Ficar “encostado”, aliás pode ser economicamente vantajoso. O auxílio-doença, na maioria das vezes é superior ao salário que o trabalhador recebe na ativa.

As doenças na minha área estão entre as preferidas. É muito fácil fingir uma depressão. Temos muitos atores talentosos. Eles muitas vezes nos enganam bem direitinho. Se acontece de acreditarmos no paciente e prescrevemos medicação com efeito sedativo, melhor ainda para o simulador. Este pode deixar para tomar vários comprimidos horas antes do exame pericial do INSS, o que rende a ele uma clara aparência de doente.

Esta estratégia não difere muito da usada por aqueles que cortam fora um dedinho, para se “encostar” ou, quem sabe, se aposentar por invalidez. Ou daquele que jogava soda cáustica na sua úlcera, para que esta nunca sarasse. Ou do cardíaco que um dia antes da perícia parava de tomar seus remédios, para entrar em edema agudo de pulmão e ser periciado na sala de emergência. Os exemplos são muitos. Maus exemplos, aliás.
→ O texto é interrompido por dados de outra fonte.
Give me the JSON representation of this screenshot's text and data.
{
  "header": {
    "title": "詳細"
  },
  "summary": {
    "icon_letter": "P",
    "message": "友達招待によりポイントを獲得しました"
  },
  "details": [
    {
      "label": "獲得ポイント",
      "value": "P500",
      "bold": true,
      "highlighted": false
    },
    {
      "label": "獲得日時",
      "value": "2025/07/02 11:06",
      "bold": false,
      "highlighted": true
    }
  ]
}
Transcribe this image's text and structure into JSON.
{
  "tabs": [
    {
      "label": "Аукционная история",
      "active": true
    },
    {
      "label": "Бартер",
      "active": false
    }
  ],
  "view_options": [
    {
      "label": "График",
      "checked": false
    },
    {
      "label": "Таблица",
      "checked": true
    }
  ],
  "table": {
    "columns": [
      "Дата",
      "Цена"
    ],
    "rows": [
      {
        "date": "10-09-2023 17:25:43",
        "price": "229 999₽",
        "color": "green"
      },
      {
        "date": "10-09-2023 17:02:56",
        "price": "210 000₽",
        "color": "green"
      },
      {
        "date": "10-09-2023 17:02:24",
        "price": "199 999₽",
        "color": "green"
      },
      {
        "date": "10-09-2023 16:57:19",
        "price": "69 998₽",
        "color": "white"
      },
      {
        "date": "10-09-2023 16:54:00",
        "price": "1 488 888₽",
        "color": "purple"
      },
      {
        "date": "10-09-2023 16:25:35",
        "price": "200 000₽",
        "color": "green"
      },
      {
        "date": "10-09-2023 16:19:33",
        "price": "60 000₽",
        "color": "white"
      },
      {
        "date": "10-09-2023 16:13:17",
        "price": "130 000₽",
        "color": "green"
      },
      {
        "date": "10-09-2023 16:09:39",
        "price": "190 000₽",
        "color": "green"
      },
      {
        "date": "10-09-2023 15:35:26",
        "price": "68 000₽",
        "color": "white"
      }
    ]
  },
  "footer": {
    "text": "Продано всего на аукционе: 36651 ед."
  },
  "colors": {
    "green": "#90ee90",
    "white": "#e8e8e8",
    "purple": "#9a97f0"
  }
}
E ai de quem não dê ao fraudador aquilo que ele quer. Os médicos peritos do INSS recebem constantes ameaças de morte. Aquele mesmo cidadão que se dizia fraquíssimo, subitamente adquire forças para bradar, esmurrar, quebrar tudo. O Rio Grande do Sul é um dos campeões nacionais de agressão a médicos peritos do INSS.

Que fique claro, eu não trabalho para o INSS, mas o paciente sempre busca o especialista porque precisa do atestado para fazer o seu pedido de benefício. Ora, muitíssimas vezes, o simples fato de se ter depressão não justifica a alegação de incapacidade. Não mesmo! Mas eles não querem nem saber. Então também sou alvo de pressões e demandas as mais irreverentes. Eventualmente sou ameaçado.

A questão é complexa. Há, por exemplo, pacientes que têm ganhos com suas doenças, mas não se dão conta disso. É o que chamamos de ganho secundário, que o paciente tem sem se dar conta e não deve ser confundido com fraude ou simulação. Para não falar da dificuldade do sistema SUS/INSS em detectar eficazmente os casos de simulação. Beira à impotência e ao caos. Nisso falhamos nós os profissionais: somos deficientes na investigação da simulação. Tanto por desinteresse quanto por despreparo técnico.

Os resultados negativos são muitos. Os verdadeiros deprimidos, por exemplo, são discriminados, chamados de preguiçosos e coisas ainda piores. E claro, meus caros, há também o nervo da questão: o desvio fraudulento de verbas públicas promovido individualmente por milhões de brasileiros. E este dinheiro é pago por todos aqueles que preferem seguir trabalhando. Todos nós pagamos esta conta.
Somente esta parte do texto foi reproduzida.